Scoperti 200 camini vulcanici nei mari della Sicilia, grazie alla campagna oceanografica condotta da Ispra, in collaborazione con Ismar-Cnr e altri enti. Sulla rivista scientifica “Plos One” i risultati della ricerca. Decine di strutture a forma di cono, composte soprattutto da ossidi di
ferro, con un’altezza variabile da 1 a 4 metri ed una base con un diametro medio di circa 3.8 metri, queste strutture mostrano delle vere e proprie bocche idrotermali, alcune delle quali emettono fluidi acidi ricchi di gas costituito prevalentemente da anidride carbonica.
La scoperta è stata fatta durante una campagna oceanografica condotta nel 2015 a bordo della nave Astrea dell’Ispra, per esplorare, tramite l’utilizzo di un robot filoguidato dotato di una videocamera (ROV – Remotely operated underwater vehicle), una zona del fondale siciliano compresa fra l’isola vulcanica di Panarea e quella di Basiluzzo, che precedenti ricerche avevano già evidenziato come particolarmente interessante a seguito dell’esplosione sottomarina verificatasi negli stessi fondali nel 2002.
I dati raccolti e le analisi di laboratorio, per le quali hanno collaborato anche l’Università e l’Istituto per l’Ambiente Marino Costiero (IAMC) di Messina, insieme all’Università di Genova, hanno permesso di ipotizzare che la causa dell’effetto idrotermale sia dovuta ad una risalita di gas profondi che innescano una circolazione di acqua marina nel sottofondo e provocano fuoriuscite dai camini vulcanici e da altre aree adiacenti.
Quella dell’Ispra è stata l’ultima di una serie di campagne condotte in collaborazione con l’Ismar-Cnr, l’Ingv e la Marina Militare, a bordo delle navi oceanografiche delle varie istituzioni.

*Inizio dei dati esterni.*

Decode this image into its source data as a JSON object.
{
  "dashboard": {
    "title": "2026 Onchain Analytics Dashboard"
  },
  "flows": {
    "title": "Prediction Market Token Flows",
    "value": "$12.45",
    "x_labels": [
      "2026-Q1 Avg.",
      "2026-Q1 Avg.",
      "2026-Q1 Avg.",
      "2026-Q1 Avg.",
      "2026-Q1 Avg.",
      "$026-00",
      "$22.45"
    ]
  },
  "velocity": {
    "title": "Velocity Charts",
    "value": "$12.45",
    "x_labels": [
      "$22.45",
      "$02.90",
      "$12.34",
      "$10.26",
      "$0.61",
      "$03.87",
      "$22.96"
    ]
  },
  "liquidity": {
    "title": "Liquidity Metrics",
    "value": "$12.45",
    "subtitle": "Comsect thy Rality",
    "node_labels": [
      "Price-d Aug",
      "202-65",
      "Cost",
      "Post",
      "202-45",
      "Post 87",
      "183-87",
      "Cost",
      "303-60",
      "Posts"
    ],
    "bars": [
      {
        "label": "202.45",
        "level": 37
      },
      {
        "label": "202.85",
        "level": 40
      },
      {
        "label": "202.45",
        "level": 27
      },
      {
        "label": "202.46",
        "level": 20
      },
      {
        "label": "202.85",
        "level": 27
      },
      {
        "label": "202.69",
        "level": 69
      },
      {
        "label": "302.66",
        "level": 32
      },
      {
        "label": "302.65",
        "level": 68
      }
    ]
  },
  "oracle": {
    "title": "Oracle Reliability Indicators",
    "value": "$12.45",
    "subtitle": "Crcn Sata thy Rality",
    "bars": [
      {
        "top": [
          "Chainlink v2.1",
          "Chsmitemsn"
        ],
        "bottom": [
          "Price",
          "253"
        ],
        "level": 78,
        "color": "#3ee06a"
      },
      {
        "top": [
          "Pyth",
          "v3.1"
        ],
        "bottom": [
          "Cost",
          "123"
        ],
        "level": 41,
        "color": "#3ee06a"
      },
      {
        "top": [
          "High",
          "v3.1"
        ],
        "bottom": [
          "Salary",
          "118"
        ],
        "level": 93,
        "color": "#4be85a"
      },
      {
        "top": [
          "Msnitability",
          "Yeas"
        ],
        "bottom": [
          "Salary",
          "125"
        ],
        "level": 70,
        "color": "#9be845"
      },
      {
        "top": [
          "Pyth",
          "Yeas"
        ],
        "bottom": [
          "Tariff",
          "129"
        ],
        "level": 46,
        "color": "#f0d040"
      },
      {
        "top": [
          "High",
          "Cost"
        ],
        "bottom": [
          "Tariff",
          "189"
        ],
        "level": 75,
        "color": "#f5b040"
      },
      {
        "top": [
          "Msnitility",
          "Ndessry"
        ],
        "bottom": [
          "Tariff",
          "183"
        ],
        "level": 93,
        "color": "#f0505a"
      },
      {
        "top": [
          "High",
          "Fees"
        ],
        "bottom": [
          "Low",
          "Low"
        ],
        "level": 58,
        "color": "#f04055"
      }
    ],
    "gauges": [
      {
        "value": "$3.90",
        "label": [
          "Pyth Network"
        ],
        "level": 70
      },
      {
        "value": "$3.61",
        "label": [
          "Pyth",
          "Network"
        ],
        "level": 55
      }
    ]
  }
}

Nel dare notizia della scoperta i ricercatori hanno voluto ricordare in modo particolare la figura di Giovanni Bortoluzzi, oceanografo dell’Ismar-Cnr, scomparso prematuramente nel 2015, il quale ebbe l’intuizione iniziare le ricerca in quest’area.
Lo studio Exceptional discovery of a shallow-water hydrothermal site in the SW area of Basiluzzo islet (Aeolian Archipelago, South Tyrrhenian Sea): an environment to preserve), è stato pubblicato su Plos One.